In the study, the researchers conducted a natural experiment by evaluating state compulsory schooling laws, which legislate the number of years children must attend school. From two large, national surveys conducted from 1971 to 2012, they identified more than 75,000 people born from 1900 to 1950, when states required children to attend school between 0 and 12 years. They then used U.S. Census data on a group of similar individuals to predict the number of years of required schooling for each individual, based on their year and state of birth.
Overall, about a third of the study participants did not graduate from high school.
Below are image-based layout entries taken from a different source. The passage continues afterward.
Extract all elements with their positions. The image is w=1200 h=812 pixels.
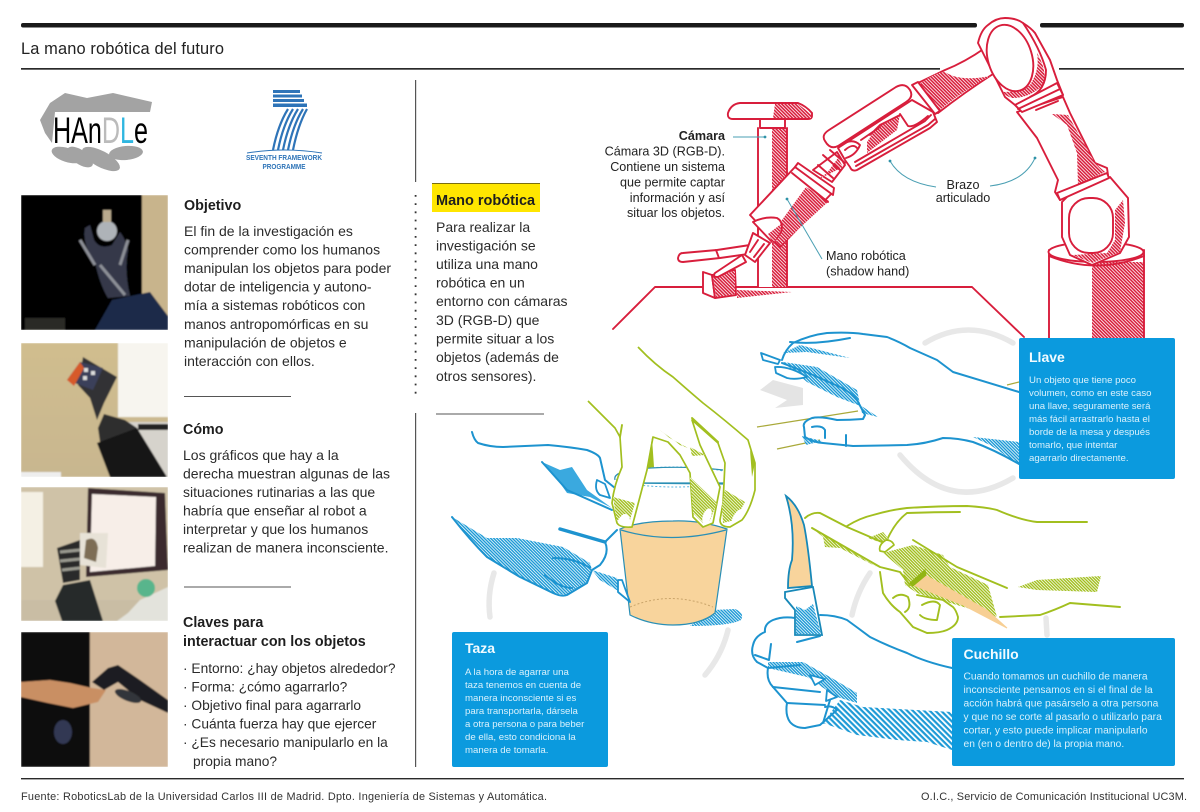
callout: llave: Un objeto que tiene poco xyxy=(1029,375,1136,386)
text block: objetivo: dotar de inteligencia y autono- xyxy=(184,278,372,294)
label: camara xyxy=(605,129,766,220)
callout: cuchillo: acción habrá que pasárselo a otra persona xyxy=(964,698,1159,710)
callout: llave xyxy=(1019,338,1175,479)
robot fingers xyxy=(678,233,770,277)
footer: O.I.C., Servicio de Comunicación Institucional UC3M. xyxy=(921,791,1187,803)
heading: objetivo: Objetivo xyxy=(184,198,241,214)
text block: como: habría que enseñar al robot a xyxy=(183,502,367,518)
panel: claves xyxy=(183,615,399,769)
text block: objetivo: manipulación de objetos e xyxy=(184,334,347,350)
panel: mano robotica xyxy=(432,183,571,384)
callout: taza: taza tenemos en cuenta de xyxy=(465,680,581,691)
table lines xyxy=(757,382,1019,449)
illustration: cup grip xyxy=(452,347,755,626)
top joint xyxy=(978,18,1063,112)
callout: taza: manera inconsciente si es xyxy=(465,693,576,704)
blue hand xyxy=(452,432,630,602)
callout: taza: Taza xyxy=(465,640,495,656)
text block: mano robotica: objetos (además de xyxy=(436,349,559,365)
text block: objetivo: El fin de la investigación es xyxy=(184,223,353,239)
logo: Seventh Framework Programme: PROGRAMME xyxy=(262,162,306,171)
text block: mano robotica: Para realizar la xyxy=(436,219,530,235)
text block: mano robotica: otros sensores). xyxy=(436,368,536,384)
upper arm xyxy=(1015,83,1108,200)
callout: llave: más fácil arrastrarlo hasta el xyxy=(1029,414,1150,425)
top rule and title band xyxy=(21,23,1184,70)
logo: Handle: HAnDLe xyxy=(53,110,148,151)
callout: llave: borde de la mesa y después xyxy=(1029,427,1150,438)
label: camara: Cámara xyxy=(679,129,726,143)
callout: taza: para transportarla, dársela xyxy=(465,706,579,717)
list: claves: · Objetivo final para agarrarlo xyxy=(183,698,361,713)
callout: llave: agarrarlo directamente. xyxy=(1029,453,1129,464)
vertical divider xyxy=(415,80,416,767)
logo: Seventh Framework Programme: SEVENTH FRAMEWORK xyxy=(246,153,322,162)
neck flare and elbow xyxy=(912,48,993,114)
callout: llave: una llave, seguramente será xyxy=(1029,401,1151,412)
label: brazo articulado: Brazo xyxy=(947,178,979,192)
label: mano robotica shadow hand xyxy=(786,198,909,278)
text block: objetivo: manos antropomórficas en su xyxy=(184,316,368,332)
label: camara: situar los objetos. xyxy=(627,206,725,220)
heading: mano robotica xyxy=(432,183,540,212)
heading: claves: interactuar con los objetos xyxy=(183,634,366,650)
heading: claves: Claves para xyxy=(183,615,264,631)
text block: objetivo: mía a sistemas robóticos con xyxy=(184,297,365,313)
text block: mano robotica: robótica en un xyxy=(436,274,525,290)
logo: Seventh Framework Programme xyxy=(246,90,322,171)
green hand xyxy=(588,347,755,527)
callout: cuchillo: Cuando tomamos un cuchillo de manera xyxy=(964,672,1148,682)
glass rim xyxy=(615,467,735,487)
lower joint xyxy=(1057,173,1129,265)
icon: gray arrow xyxy=(760,380,803,408)
label: brazo articulado: articulado xyxy=(936,191,990,205)
text block: mano robotica: 3D (RGB-D) que xyxy=(436,312,540,328)
list: claves: · Forma: ¿cómo agarrarlo? xyxy=(183,680,348,694)
text block: objetivo: interacción con ellos. xyxy=(184,353,315,369)
key xyxy=(761,353,807,379)
robot wrist lower link xyxy=(838,100,937,171)
base xyxy=(1048,242,1144,339)
table edge xyxy=(613,287,1024,337)
callout: taza: A la hora de agarrar una xyxy=(465,667,569,678)
panel: como xyxy=(183,422,394,556)
callout: taza: de ella, esto condiciona la xyxy=(465,732,576,743)
footer xyxy=(21,778,1187,803)
text block: como: realizan de manera inconsciente. xyxy=(183,540,388,556)
knife xyxy=(785,496,822,635)
photo: robot hand holding a mug xyxy=(21,487,168,621)
callout: llave: tomarlo, que intentar xyxy=(1029,440,1118,451)
label: brazo articulado xyxy=(889,157,1036,205)
cup shadow xyxy=(690,609,742,626)
label: mano robotica shadow hand: Mano robótica xyxy=(826,249,906,263)
gray circle arcs xyxy=(489,330,1047,675)
blue hand xyxy=(752,615,952,750)
hand hatching xyxy=(783,345,1019,464)
callout: cuchillo: Cuchillo xyxy=(964,646,1019,662)
robot wrist cylinder xyxy=(750,163,834,247)
callout: cuchillo: en (en o dentro de) la propia mano. xyxy=(964,739,1124,750)
callout: cuchillo xyxy=(952,638,1175,766)
camera on stand xyxy=(728,103,812,287)
photo: human hand and robot hand xyxy=(21,632,168,767)
label: camara: Cámara 3D (RGB-D). xyxy=(605,144,725,158)
photo: robot hand holding a light bulb xyxy=(21,195,168,330)
text block: como: interpretar y que los humanos xyxy=(183,521,368,537)
photo: robot hand holding a Rubik cube xyxy=(21,343,168,477)
illustration: key grip xyxy=(757,333,1019,464)
callout: llave: Llave xyxy=(1029,349,1065,365)
text block: mano robotica: entorno con cámaras xyxy=(436,293,568,309)
label: camara: Contiene un sistema xyxy=(610,160,725,174)
text block: mano robotica: investigación se xyxy=(436,238,536,254)
text block: como: Los gráficos que hay a la xyxy=(183,447,339,463)
callout: taza: manera de tomarla. xyxy=(465,745,548,756)
heading: mano robotica: Mano robótica xyxy=(436,193,536,209)
green hand xyxy=(805,506,1120,633)
text block: mano robotica: utiliza una mano xyxy=(436,256,538,272)
title: La mano robótica del futuro xyxy=(21,40,224,58)
label: camara: que permite captar xyxy=(620,176,725,190)
illustration: robot arm xyxy=(613,18,1144,339)
callout: llave: volumen, como en este caso xyxy=(1029,388,1152,399)
text block: mano robotica: permite situar a los xyxy=(436,330,554,346)
list: claves: propia mano? xyxy=(193,754,277,769)
list: claves: · Cuánta fuerza hay que ejercer xyxy=(183,716,377,732)
green right hatch xyxy=(1018,576,1101,592)
text block: objetivo: manipulan los objetos para poder xyxy=(184,260,391,276)
label: mano robotica shadow hand: (shadow hand) xyxy=(826,264,909,278)
hand outline xyxy=(782,333,1019,392)
callout: cuchillo: inconsciente pensamos en si el final de la xyxy=(964,685,1153,696)
callout: taza xyxy=(452,632,608,767)
panel: objetivo xyxy=(184,198,395,369)
footer: Fuente: RoboticsLab de la Universidad Carlos III de Madrid. Dpto. Ingeniería de Sistemas y Automática. xyxy=(21,791,547,803)
illustration: knife grip xyxy=(752,496,1120,750)
logo: Handle xyxy=(40,93,152,176)
callout: taza: a otra persona o para beber xyxy=(465,719,585,730)
list: claves: · ¿Es necesario manipularlo en la xyxy=(183,735,388,750)
text block: como: derecha muestran algunas de las xyxy=(183,466,390,482)
callout: cuchillo: cortar, y esto puede implicar manipularlo xyxy=(964,726,1148,736)
wrist neck xyxy=(813,150,845,182)
text block: objetivo: comprender como los humanos xyxy=(184,242,380,258)
callout: cuchillo: y que no se corte al pasarlo o utilizarlo para xyxy=(964,712,1162,723)
cup body xyxy=(620,521,727,625)
object cube xyxy=(703,270,792,298)
text block: como: situaciones rutinarias a las que xyxy=(183,484,375,500)
upper forearm capsule xyxy=(824,85,911,147)
label: camara: información y así xyxy=(630,191,725,205)
list: claves: · Entorno: ¿hay objetos alrededor? xyxy=(183,661,396,676)
heading: como: Cómo xyxy=(183,422,224,438)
While 34.5 percent reported heart disease, the researchers found that each year of additional compulsory schooling through high school was associated with a 2.5 percent reduction in occurrence. They also noted improvements in several cardiovascular risk factors with each additional year, including reductions of more than 3 percent in smoking and nearly 5 percent in depression.
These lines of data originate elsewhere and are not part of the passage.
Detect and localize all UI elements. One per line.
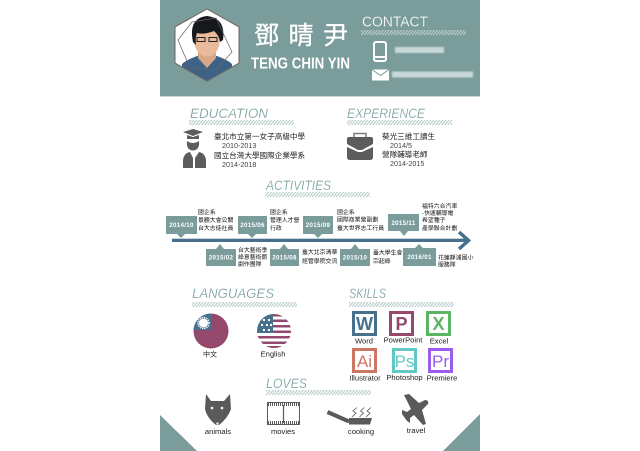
label: travel: travel: [407, 426, 426, 435]
timeline: 2016/01: 服務隊: [438, 260, 456, 268]
timeline: 2015/11: [388, 202, 457, 236]
blurred email: [392, 72, 473, 78]
text: experience: 葵光三維工讀生: [382, 131, 436, 141]
timeline: 2015/02: 台大藝術季: [238, 246, 268, 254]
icon: film: [268, 402, 300, 424]
text: experience: [382, 131, 436, 168]
timeline: 2014/10: 台大志徒社員: [198, 224, 233, 232]
timeline: 2015/06: 2015/06: [240, 222, 265, 229]
text: education: 臺北市立第一女子高級中學: [214, 131, 306, 141]
text: experience: 營隊輔導老師: [382, 149, 428, 159]
contact heading: CONTACT: [362, 14, 428, 30]
heading: skills: [349, 285, 454, 307]
timeline: 2014/10: 景觀大會公關: [198, 216, 233, 224]
corner triangles: [160, 414, 480, 451]
timeline: 2015/11: 希望種子: [422, 216, 446, 224]
heading: experience: EXPERIENCE: [347, 105, 426, 121]
heading: experience: [347, 105, 452, 125]
icon: airplane: [402, 394, 428, 425]
skill: Word: Word: [355, 336, 373, 346]
heading: activities: ACTIVITIES: [265, 177, 332, 193]
timeline: 2015/06: 行政: [270, 224, 282, 232]
name: 鄧 晴 尹: [254, 22, 348, 50]
timeline: 2015/06: 國企系: [270, 208, 288, 216]
skill: PowerPoint: PowerPoint: [384, 336, 423, 344]
english name: TENG CHIN YIN: [251, 56, 350, 72]
label: English: English: [261, 350, 285, 358]
timeline: 2016/01: [403, 244, 473, 268]
timeline: 2015/10: [340, 244, 403, 266]
timeline: 2015/09: 國企系: [337, 208, 355, 216]
skill: Photoshop: Ps: [395, 352, 414, 371]
timeline: 2016/01: 2016/01: [407, 254, 432, 261]
label: movies: movies: [271, 427, 295, 436]
heading: languages: [192, 285, 297, 307]
heading: education: [189, 105, 294, 125]
text: education: 國立台灣大學國際企業學系: [214, 150, 306, 160]
timeline: 2015/10: 2015/10: [343, 254, 367, 262]
timeline: 2015/10: 臺大學生會: [373, 248, 403, 256]
flag: Taiwan: [194, 314, 228, 348]
heading: loves: [266, 375, 371, 395]
skill: Premiere: Premiere: [427, 374, 457, 382]
timeline: 2015/06: [238, 208, 300, 238]
skill: Excel: X: [432, 314, 445, 334]
timeline: 2015/08: 經管學院交流: [302, 257, 337, 265]
heading: skills: SKILLS: [349, 285, 387, 301]
timeline: 2015/08: 2015/08: [272, 254, 297, 262]
skill: Illustrator: [349, 350, 381, 382]
timeline: 2015/06: 管理人才營: [270, 216, 300, 224]
skill: PowerPoint: [384, 312, 423, 344]
heading: education: EDUCATION: [190, 105, 269, 121]
timeline: 2015/08: 臺大北京清華: [302, 248, 337, 256]
timeline arrow: [172, 232, 468, 249]
timeline: 2014/10: 國企系: [198, 208, 216, 216]
skill: Premiere: [427, 350, 457, 382]
text: education: 2010-2013: [222, 141, 256, 150]
skill: Photoshop: Photoshop: [386, 373, 423, 382]
icon: envelope: [372, 70, 389, 80]
heading: languages: LANGUAGES: [192, 285, 275, 301]
skill: Photoshop: [386, 350, 423, 382]
skill: Illustrator: Ai: [357, 352, 372, 371]
skill: Excel: [428, 312, 450, 346]
label: Chinese: 中文: [203, 350, 217, 358]
timeline: 2015/09: 臺大世界志工行員: [337, 224, 384, 232]
timeline: 2015/11: 2015/11: [391, 220, 416, 227]
timeline: 2015/11: 福特六合汽車: [422, 202, 457, 210]
timeline: 2015/10: 宗起綠: [373, 257, 391, 265]
skill: Word: [354, 312, 376, 346]
text: education: 2014-2018: [222, 160, 256, 169]
timeline: 2014/10: 2014/10: [169, 222, 194, 229]
timeline: 2015/11: 產學聯合計劃: [422, 224, 457, 232]
skill: Premiere: Pr: [432, 352, 449, 371]
icon: briefcase: [347, 134, 373, 160]
timeline: 2014/10: [166, 208, 233, 238]
skill: Word: W: [356, 314, 373, 334]
text: education: [214, 131, 306, 169]
timeline: 2015/02: 綠意藝術節: [238, 253, 268, 261]
timeline: 2016/01: 花蓮靜浦國小: [438, 254, 473, 262]
text: experience: 2014-2015: [390, 159, 424, 168]
skill: Excel: Excel: [430, 336, 449, 346]
flag: USA: [257, 314, 291, 348]
icon: phone: [374, 42, 386, 61]
icon: graduate: [183, 129, 206, 168]
label: animals: animals: [205, 427, 231, 436]
icon: frying pan: [328, 408, 372, 424]
label: cooking: cooking: [348, 427, 374, 436]
heading: loves: LOVES: [266, 375, 308, 391]
timeline: 2015/09: 2015/09: [306, 222, 330, 229]
timeline: 2015/09: 國際商業營副劃: [337, 216, 378, 224]
timeline: 2015/02: 劇作團隊: [238, 260, 262, 268]
skill: PowerPoint: P: [395, 314, 408, 334]
timeline: 2015/08: [270, 244, 337, 266]
timeline: 2015/02: 2015/02: [209, 254, 233, 262]
header band: [160, 0, 480, 97]
timeline: 2015/09: [303, 208, 384, 238]
timeline: 2015/11: -快速輔導電: [422, 209, 454, 217]
icon: fox: [205, 394, 231, 425]
blurred phone number: [395, 47, 444, 53]
text: experience: 2014/5: [390, 141, 412, 150]
profile photo in hexagon: [175, 9, 239, 81]
skill: Illustrator: Illustrator: [349, 374, 381, 382]
timeline: 2015/02: [206, 244, 268, 268]
heading: activities: [265, 177, 370, 197]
"For clinicians and health systems struggling to address disparities in heart disease between the rich and the poor, our findings suggest that cross-sectoral interventions to address social factors like education are important," said lead author Rita Hamad, MD, Ph.D., assistant professor of family and community medicine in the Philip R. Lee Institute for Health Policy Studies. "As a society, we should be thinking about investing in social policies to improve overall health and reduce health care costs."
The study, published online June 25, 2019, in PLOS Medicine, provides some of the first evidence of the effects of education policies on heart disease in the United States.
The 2019 guidelines from the American College of Cardiology and the American Heart Association have suggested using patients' social factors in clinical prediction tools for heart disease, since education is often a stronger predictor than traditional biomedical risk factors like cholesterol and diabetes. The U.S. Department of Health and Human Services also has proposed that patients' educational attainment be used as an input in determining physician payments for performance, to encourage physicians to care for more disadvantaged patients. Hamad said this type of data could inform those efforts.
While more education also was associated with improved high-density lipoprotein (HDL), or "good" cholesterol, the researchers found that more education also was associated with higher body-mass index (BMI) and total cholesterol. A possible explanation is that high-income people born between 1900-1950 tended to eat richer diets, they said. By contrast, higher BMI today tends to be associated more with low income, due to the inability to afford healthy food.
"Overall, people with more education may have reduced heart disease because they have higher incomes, allowing them to afford better food and health care," Hamad said. "Or, it may be that they have more resources and therefore less stress, which has been previously linked with heart disease."
The researchers are examining how these same policies affect health care costs and whether the policies reduce racial disparities in heart disease.